Here are some things that Aiden said to me on the way to school:

“Mom, that alarm is the worst and it is too loud for my ears. *eyes filling up with tears* Please don’t put that alarm with the bells on.  It is too loud for me.  I don’t like it, Mama”

“I really don’t want to take these school things to my class (box of classroom supplies).  They belong to us and I don’t want the other kids to mess with them.  Can I please bring them home in this box after school today.  *eyes filling up with tears* Please, Mom.  No, Mom.  Pleaseeeeee”

“I already know everything I need to know.  The other kids won’t like me, Mom.  They don’t like my fire uniform.  See, Mom.  They can’t touch my fire boots.  I am wearing my station shirt and I don’t want anyone else to see it” ***He is wearing regular clothes***

“I just really want to be by myself.  *punching himself in the forehead and stomach over and over*  These other kids don’t like me.  I just want to go back home where Josh is.  Please, Mom.  I want to work at my fire station today not go to school.”

“I love you, Mom.”

We’ve learned a lot about Asperger’s in the last few weeks.  One thing MAJOR we have learned is this about “Theory of Mind” and how it pertains to children on the spectrum and EMPATHY.
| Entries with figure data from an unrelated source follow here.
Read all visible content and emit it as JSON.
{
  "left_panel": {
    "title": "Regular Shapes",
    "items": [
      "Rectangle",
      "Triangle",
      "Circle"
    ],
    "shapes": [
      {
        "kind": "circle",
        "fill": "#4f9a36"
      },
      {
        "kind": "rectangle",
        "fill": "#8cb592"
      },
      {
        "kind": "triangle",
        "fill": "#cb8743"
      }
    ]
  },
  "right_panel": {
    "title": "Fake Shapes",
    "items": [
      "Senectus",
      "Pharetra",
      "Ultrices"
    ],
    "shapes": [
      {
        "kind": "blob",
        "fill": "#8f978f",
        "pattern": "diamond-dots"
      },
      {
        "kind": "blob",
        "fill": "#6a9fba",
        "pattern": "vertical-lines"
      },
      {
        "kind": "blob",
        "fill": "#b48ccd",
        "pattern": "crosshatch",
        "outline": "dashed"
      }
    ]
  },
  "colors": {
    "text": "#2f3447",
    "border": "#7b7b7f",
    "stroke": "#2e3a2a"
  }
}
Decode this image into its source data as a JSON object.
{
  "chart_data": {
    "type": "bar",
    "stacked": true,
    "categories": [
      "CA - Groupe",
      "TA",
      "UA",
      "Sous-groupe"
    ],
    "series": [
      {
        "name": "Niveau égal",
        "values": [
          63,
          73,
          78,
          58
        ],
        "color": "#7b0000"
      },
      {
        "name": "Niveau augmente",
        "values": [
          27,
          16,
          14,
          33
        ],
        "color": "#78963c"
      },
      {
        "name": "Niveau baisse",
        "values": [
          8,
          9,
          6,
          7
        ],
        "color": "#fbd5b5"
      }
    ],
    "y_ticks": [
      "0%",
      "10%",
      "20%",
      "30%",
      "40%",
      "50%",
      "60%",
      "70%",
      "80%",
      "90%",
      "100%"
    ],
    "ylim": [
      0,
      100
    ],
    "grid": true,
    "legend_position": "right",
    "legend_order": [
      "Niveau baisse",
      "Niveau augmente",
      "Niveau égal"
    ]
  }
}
“The problem starts with the complexity of empathy itself. One aspect is simply the ability to see the world from the perspective of another. Another is more emotional – the ability to imagine what the other is feeling and care about their pain as a result.

Autistic children tend to develop the first part of empathy – which is called “theory of mind” – later than other kids. This was established in a classic experiment. Children are asked to watch two puppets, Sally and Anne. Sally takes a marble and places it in a basket, then leaves the stage. While she’s gone, Anne takes the marble out and puts it in a box. The children are then asked: Where will Sally look first for her marble when she returns?
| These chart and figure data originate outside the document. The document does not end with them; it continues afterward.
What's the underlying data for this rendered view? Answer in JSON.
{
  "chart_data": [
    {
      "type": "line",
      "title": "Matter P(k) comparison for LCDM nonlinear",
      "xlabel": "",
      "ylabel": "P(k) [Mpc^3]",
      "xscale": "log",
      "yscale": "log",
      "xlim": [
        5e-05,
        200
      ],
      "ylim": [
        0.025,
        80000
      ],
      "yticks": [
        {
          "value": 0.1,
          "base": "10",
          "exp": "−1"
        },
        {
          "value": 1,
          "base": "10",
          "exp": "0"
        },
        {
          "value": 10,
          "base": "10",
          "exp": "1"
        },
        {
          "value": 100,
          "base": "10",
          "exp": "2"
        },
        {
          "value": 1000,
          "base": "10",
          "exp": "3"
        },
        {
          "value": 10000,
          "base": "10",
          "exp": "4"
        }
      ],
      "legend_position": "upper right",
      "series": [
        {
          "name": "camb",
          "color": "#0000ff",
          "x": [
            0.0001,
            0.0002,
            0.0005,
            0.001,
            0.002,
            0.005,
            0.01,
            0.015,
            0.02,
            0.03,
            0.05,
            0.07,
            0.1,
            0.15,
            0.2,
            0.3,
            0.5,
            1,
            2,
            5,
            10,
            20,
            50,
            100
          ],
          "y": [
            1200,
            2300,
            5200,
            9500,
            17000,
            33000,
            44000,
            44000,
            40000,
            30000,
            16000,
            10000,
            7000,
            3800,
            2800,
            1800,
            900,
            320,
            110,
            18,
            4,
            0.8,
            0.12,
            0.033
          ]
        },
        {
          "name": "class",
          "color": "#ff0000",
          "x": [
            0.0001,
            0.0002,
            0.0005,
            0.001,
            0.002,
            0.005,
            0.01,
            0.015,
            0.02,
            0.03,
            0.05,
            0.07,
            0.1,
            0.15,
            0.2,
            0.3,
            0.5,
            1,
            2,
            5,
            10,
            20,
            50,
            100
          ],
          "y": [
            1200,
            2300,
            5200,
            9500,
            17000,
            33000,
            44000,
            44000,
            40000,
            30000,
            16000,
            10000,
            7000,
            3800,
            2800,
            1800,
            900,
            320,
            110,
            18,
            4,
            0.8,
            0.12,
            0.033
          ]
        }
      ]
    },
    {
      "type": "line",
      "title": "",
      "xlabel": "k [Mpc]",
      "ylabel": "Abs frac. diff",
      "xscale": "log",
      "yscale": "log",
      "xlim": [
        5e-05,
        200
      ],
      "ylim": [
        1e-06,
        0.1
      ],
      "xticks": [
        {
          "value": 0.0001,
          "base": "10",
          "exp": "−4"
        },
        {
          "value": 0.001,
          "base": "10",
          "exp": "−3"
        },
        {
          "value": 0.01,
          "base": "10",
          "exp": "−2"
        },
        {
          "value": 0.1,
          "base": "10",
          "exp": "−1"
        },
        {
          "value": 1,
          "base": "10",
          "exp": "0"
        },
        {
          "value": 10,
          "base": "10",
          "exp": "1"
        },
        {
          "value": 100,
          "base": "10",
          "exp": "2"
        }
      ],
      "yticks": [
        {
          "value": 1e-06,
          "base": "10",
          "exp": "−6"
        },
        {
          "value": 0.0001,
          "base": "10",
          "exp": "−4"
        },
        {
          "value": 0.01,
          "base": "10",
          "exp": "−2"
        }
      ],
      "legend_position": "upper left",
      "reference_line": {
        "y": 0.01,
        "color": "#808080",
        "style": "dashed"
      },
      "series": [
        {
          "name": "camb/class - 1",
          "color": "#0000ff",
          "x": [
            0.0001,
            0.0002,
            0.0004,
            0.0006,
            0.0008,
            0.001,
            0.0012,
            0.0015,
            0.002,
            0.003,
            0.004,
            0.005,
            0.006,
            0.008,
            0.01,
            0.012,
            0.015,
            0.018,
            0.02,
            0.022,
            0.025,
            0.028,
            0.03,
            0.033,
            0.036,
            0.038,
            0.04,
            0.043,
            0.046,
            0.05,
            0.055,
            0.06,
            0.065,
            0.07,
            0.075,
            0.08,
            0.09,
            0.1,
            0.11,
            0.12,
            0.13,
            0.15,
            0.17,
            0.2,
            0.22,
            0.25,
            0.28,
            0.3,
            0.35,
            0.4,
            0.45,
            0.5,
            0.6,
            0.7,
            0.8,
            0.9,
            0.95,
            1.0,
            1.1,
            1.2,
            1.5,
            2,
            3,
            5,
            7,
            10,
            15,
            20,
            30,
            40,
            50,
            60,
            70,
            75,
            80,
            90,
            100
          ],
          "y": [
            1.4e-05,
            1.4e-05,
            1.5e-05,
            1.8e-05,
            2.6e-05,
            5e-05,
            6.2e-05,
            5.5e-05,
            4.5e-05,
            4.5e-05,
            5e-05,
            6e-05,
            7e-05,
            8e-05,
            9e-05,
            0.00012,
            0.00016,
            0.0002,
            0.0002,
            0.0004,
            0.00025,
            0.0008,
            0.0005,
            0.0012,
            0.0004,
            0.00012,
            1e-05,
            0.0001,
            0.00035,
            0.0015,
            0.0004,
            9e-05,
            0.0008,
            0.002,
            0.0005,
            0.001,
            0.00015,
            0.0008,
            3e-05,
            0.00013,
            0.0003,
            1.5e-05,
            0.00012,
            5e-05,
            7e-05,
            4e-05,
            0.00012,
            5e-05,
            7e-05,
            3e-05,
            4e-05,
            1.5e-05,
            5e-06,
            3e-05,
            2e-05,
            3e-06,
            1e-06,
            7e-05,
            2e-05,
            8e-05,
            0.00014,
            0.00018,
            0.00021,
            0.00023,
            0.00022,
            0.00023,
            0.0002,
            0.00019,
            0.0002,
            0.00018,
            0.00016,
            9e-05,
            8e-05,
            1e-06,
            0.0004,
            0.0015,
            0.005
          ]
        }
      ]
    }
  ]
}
Most 4-year-olds know Sally didn’t see Anne move the marble, so they get it right. By 10 or 11, children with developmental disabilities who have verbal IQs equivalent to 3-year-olds also get it right. But 80 percent of autistic children age 10 to 11 guess that Sally will look in the box, because they know that’s where the marble is and they don’t realize other people don’t share all of their knowledge.”

This has been hard for me to comprehend and sift through because as a mother I have so MUCH empathy.  But to Aiden, the child with Asperger’s.  He doesn’t really know how important that photo was to me even if I tell him 15 times and cry.
He cares about the bagel.
He cares out his fire station.
And that’s okay.
In a world full of group outings, parties, weddings and fun…  Aiden doesn’t really care.  He’s much happier by himself where he knows what to expect and what he is feeling.  When you are alone, you don’t have to worry so much about people crying over things you don’t understand or hearing noises that make your bones hurt.
All that exists when he is at his safest is a boy and his mind.